Figure 4: Mapping of sulfur content in the Baorixile coal mining area.
Comparison of different methods
This section compares several common coal analysis methods, including support vector machines (SVM) (Le et al., 2018a), partial least squares (PLS) (Liu et al., 2021). From Table 2, we can see that compared with other methods, the performance of PLS is worse; the performance of SVM and DELM methods are equal; the performance of our method is better than that of other methods. Specifically, the RMSE value of our method is 20% lower than that of SVM and DELM methods, and 25% lower than that of PLS. The R value of our method is much higher than other methods.
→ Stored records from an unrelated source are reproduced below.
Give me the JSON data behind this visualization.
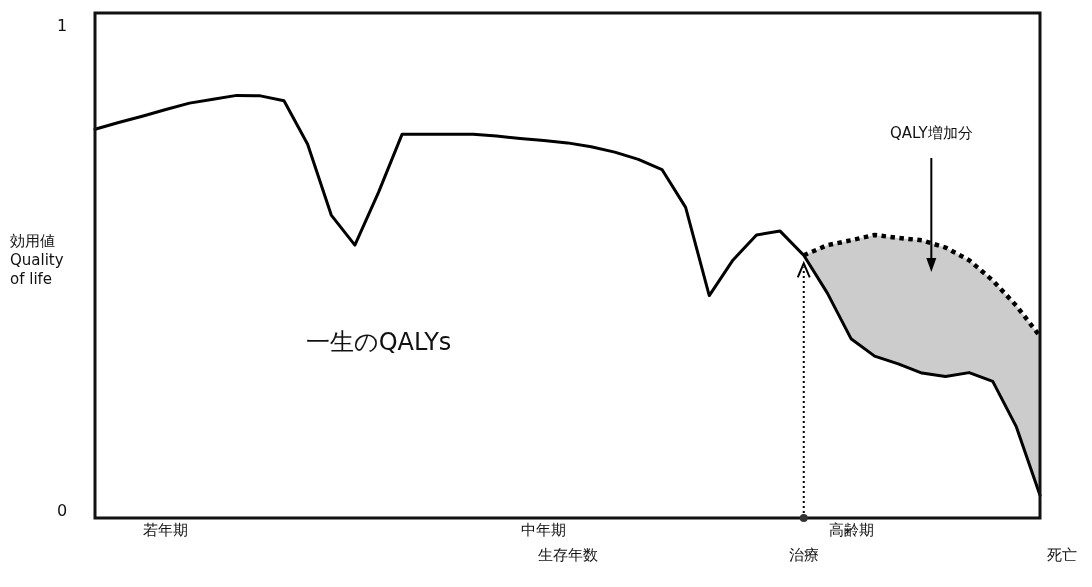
{
  "chart_data": {
    "type": "line",
    "xlabel": "生存年数",
    "ylabel": "効用値\nQuality\nof life",
    "ylim": [
      -0.017,
      1.025
    ],
    "yticks": [
      0,
      1
    ],
    "marker": "none",
    "categories": [
      null,
      null,
      null,
      "若年期",
      null,
      null,
      null,
      null,
      null,
      null,
      null,
      null,
      null,
      null,
      null,
      null,
      null,
      null,
      null,
      "中年期",
      null,
      null,
      null,
      null,
      null,
      null,
      null,
      null,
      null,
      null,
      null,
      null,
      "高齢期",
      null,
      null,
      null,
      null,
      null,
      null,
      null,
      null
    ],
    "series": [
      {
        "color": "#000000",
        "line_style": "solid",
        "values": [
          0.785,
          0.799,
          0.812,
          0.826,
          0.839,
          0.847,
          0.855,
          0.854,
          0.844,
          0.754,
          0.608,
          0.546,
          0.655,
          0.775,
          0.775,
          0.775,
          0.775,
          0.771,
          0.766,
          0.762,
          0.757,
          0.749,
          0.738,
          0.723,
          0.702,
          0.624,
          0.442,
          0.515,
          0.567,
          0.575,
          0.525,
          0.447,
          0.353,
          0.317,
          0.301,
          0.282,
          0.275,
          0.283,
          0.265,
          0.171,
          0.03
        ]
      },
      {
        "color": "#000000",
        "line_style": "dotted",
        "values": [
          null,
          null,
          null,
          null,
          null,
          null,
          null,
          null,
          null,
          null,
          null,
          null,
          null,
          null,
          null,
          null,
          null,
          null,
          null,
          null,
          null,
          null,
          null,
          null,
          null,
          null,
          null,
          null,
          null,
          null,
          0.525,
          0.546,
          0.556,
          0.567,
          0.561,
          0.556,
          0.541,
          0.515,
          0.473,
          0.421,
          0.358
        ],
        "lower": [
          null,
          null,
          null,
          null,
          null,
          null,
          null,
          null,
          null,
          null,
          null,
          null,
          null,
          null,
          null,
          null,
          null,
          null,
          null,
          null,
          null,
          null,
          null,
          null,
          null,
          null,
          null,
          null,
          null,
          null,
          0.525,
          0.447,
          0.353,
          0.317,
          0.301,
          0.282,
          0.275,
          0.283,
          0.265,
          0.171,
          0.03
        ],
        "upper": [
          null,
          null,
          null,
          null,
          null,
          null,
          null,
          null,
          null,
          null,
          null,
          null,
          null,
          null,
          null,
          null,
          null,
          null,
          null,
          null,
          null,
          null,
          null,
          null,
          null,
          null,
          null,
          null,
          null,
          null,
          0.525,
          0.546,
          0.556,
          0.567,
          0.561,
          0.556,
          0.541,
          0.515,
          0.473,
          0.421,
          0.358
        ]
      }
    ],
    "annotations": [
      "QALY増加分",
      "一生のQALYs",
      "治療",
      "死亡"
    ]
  }
}
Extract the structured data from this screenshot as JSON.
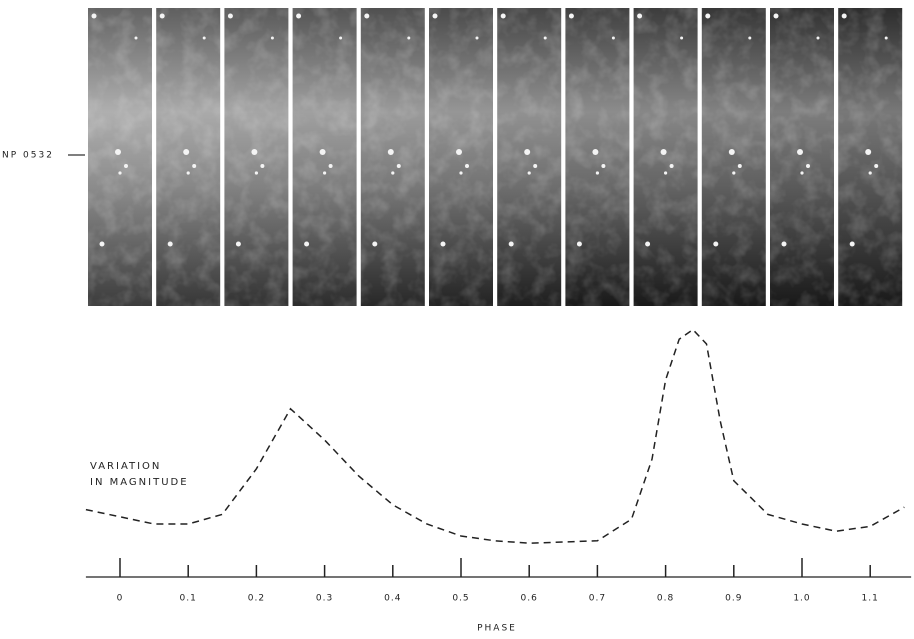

The experimental results show that our method can effectively improve the prediction ability of coal sulfur content. This provides a fast and efficient method for coal content measurement.
Method | RMSE | R |
---|---|---|
SVM | 0.092 | 0.78 |
PLS | 0.098 | 0.75 |
DELM | 0.090 | 0.79 |
Ours | 0.073 | 0.87 |
Mao et al. (2014), proposed a coal extraction method by analyzing the reflectance spectral characteristics of coal. They built a coal classification model based on the difference between the 4th and 5th bands of Landsat, and obtained a classification accuracy of about 80%, which is much lower than our proposed method. Some physical and chemical analysis methods (Le et al., 2018a; Song et al., 2021; Liu et al., 2021) may exceed our proposed method in accuracy, but the time and cost of these methods are much higher than our method. Additionally, these methods can only assess one or a few locations in large coal mining areas. The method proposed by us can quickly, economically and large-scale map the distribution of sulfur content in coal mining areas, and the accuracy also meets the requirements of engineering. Overall, the proposed method can be applied to assess sulfur content and provide a reliable basis for real-time monitoring and production guidance in coal mining areas.
Although this study has achieved a series of results, it is difficult to further improve the accuracy of the regression model due to the limitation of satellite image resolution. On the other hand, the deep learning and machine learning parts of our model are carried out separately. Therefore, there are still many problems to be explored in future work.
Conclusion
This study proposes a method to rapidly map sulfur content in coal mining areas. The method combines field and remote sensing data and builds an analytical model based on deep neural networks. The results show that the proposed method outperforms typical machine learning methods and some physical and chemical analysis methods. The RMSE value of our method is 20% lower than that of SVM and DELM methods, and 25% lower than that of PLS. Based on the results obtained, the proposed method can be applied to assess sulfur content and provide a reliable basis for real-time monitoring and production guidance in coal mining areas.